Dude, it has nothing to do with superstitions and everything to do with federal law dominating state law. This may come as a shock to you, but no state can have a law that suffocates enumerated Constitutional protections. None. Zero. Zip. The US Constitution is the dominant law. State law is submissive to its enumerated protections. 1st Amendment says freedom to exercise one's faith.
Really, so are you saying if my faith practices Human Sacrifice, then the state can't enforce it's murder laws? Okay, that was an extreme example. How about if my religion says I can smoke pot or peyote? What if my religion says i don't believe in modern medicine and I won't vaccinate my children or take them to the hospital? The thing is, we have all sorts of state laws that supercede your superstitions. This is one of them.
And you will be told in writing by the USSC that an individual's 1st Amendment protections do not stop when they walk down the church steps. Passive resistance to enable the spread of a homosexual behavioral culture via the vehicle of normalization known as "marriage" is going to win. PA laws are going to lose.
actually, more likely result. The Churches will realize the homophobes are making them look like jerks, just like the racists did, and they will frown on you when you try to rationalize your homophobia using the bible.

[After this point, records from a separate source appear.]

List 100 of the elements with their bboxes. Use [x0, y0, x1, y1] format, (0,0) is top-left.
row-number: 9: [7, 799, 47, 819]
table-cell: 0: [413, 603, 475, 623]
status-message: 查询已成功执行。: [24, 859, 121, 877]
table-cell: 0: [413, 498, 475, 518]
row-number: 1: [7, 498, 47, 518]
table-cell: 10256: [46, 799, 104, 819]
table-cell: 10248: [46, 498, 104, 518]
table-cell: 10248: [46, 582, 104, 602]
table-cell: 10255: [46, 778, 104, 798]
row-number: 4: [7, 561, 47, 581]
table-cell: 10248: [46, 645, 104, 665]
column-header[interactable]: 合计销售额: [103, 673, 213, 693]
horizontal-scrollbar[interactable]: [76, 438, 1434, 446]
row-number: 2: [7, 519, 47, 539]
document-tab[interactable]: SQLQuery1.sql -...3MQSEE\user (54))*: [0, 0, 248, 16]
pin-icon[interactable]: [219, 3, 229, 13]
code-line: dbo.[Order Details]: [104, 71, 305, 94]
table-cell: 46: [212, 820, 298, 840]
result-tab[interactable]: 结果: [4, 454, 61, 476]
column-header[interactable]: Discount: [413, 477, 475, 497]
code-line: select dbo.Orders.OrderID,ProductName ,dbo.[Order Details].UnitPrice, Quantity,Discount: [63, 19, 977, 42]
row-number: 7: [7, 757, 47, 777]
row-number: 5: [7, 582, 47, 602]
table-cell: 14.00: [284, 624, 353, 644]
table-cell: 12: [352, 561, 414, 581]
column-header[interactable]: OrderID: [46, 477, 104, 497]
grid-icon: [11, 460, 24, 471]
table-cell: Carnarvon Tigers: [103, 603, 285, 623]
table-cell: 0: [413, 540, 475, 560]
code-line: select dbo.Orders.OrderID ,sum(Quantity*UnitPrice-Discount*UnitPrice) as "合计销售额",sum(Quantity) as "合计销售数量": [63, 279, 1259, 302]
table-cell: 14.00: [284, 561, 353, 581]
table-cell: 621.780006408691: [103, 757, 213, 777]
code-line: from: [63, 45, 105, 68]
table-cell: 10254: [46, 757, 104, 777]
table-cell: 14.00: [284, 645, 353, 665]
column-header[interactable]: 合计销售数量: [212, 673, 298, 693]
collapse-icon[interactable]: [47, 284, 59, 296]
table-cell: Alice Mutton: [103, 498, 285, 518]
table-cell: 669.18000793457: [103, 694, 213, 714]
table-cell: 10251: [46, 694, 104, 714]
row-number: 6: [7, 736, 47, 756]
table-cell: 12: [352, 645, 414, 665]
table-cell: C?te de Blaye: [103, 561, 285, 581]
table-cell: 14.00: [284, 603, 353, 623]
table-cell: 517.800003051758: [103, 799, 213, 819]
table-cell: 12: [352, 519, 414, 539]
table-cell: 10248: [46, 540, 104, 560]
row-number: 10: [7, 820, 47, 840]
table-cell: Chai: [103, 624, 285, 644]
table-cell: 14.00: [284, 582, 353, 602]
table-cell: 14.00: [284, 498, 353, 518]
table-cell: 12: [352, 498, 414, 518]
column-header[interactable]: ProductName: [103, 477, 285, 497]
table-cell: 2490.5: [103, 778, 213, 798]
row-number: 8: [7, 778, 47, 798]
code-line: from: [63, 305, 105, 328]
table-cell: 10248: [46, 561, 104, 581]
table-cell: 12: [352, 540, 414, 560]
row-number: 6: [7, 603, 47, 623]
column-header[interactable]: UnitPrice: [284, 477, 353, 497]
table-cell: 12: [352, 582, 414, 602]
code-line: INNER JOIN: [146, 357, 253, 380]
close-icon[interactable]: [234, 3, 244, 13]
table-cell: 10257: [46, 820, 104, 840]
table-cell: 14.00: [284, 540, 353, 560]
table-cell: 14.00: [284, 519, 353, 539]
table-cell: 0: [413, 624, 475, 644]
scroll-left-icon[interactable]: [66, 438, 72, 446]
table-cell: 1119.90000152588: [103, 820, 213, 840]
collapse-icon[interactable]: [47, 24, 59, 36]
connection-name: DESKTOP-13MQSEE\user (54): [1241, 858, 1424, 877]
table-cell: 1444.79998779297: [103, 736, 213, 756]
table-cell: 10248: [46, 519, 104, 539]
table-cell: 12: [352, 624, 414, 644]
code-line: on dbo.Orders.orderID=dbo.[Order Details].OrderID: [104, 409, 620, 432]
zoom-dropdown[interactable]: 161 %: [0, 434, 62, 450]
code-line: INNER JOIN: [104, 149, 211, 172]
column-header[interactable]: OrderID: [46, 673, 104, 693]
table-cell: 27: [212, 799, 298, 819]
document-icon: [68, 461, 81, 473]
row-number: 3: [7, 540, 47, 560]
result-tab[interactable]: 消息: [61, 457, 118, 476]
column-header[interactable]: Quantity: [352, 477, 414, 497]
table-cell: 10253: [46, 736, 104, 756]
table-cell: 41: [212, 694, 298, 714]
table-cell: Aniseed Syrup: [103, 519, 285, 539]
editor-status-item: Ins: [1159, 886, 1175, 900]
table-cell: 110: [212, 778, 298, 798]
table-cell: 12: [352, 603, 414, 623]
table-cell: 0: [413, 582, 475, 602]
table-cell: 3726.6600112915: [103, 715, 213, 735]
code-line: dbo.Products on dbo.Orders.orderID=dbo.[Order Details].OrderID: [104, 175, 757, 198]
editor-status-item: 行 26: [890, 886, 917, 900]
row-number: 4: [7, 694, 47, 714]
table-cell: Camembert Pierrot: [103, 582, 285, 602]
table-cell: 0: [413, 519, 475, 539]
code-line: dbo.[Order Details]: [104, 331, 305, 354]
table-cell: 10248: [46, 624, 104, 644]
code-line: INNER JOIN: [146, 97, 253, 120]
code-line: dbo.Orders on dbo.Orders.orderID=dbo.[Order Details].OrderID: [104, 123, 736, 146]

Just get comfy with that. Anything else would be the Court finding that a come-lately deviant-sex cult with no enumerations can push an organized religion around.
We're pushing them around now. FOr instance,
https://thinkprogress.org/court-to-...-because-they-are-gay-b250025f3335#.y1x8afriv
A Massachusetts court has ruled against a private Catholic school that denied employment to a man because he was married to a man. This warranted
unlawful discrimination on the basic of sexual orientation, the court found.
Plaintiff Matthew Barrett had applied for a job at Fontbonne Academy, a Catholic prep school for girls in Milton, Massachusetts, as a Food Services Director. After several interviews, he was offered the job. On his new hire form, Barrett listed his husband as his emergency contact. Two days later, Fontbonne informed him that he could not have the job because his marriage was inconsistent with the teachings of the Catholic Church.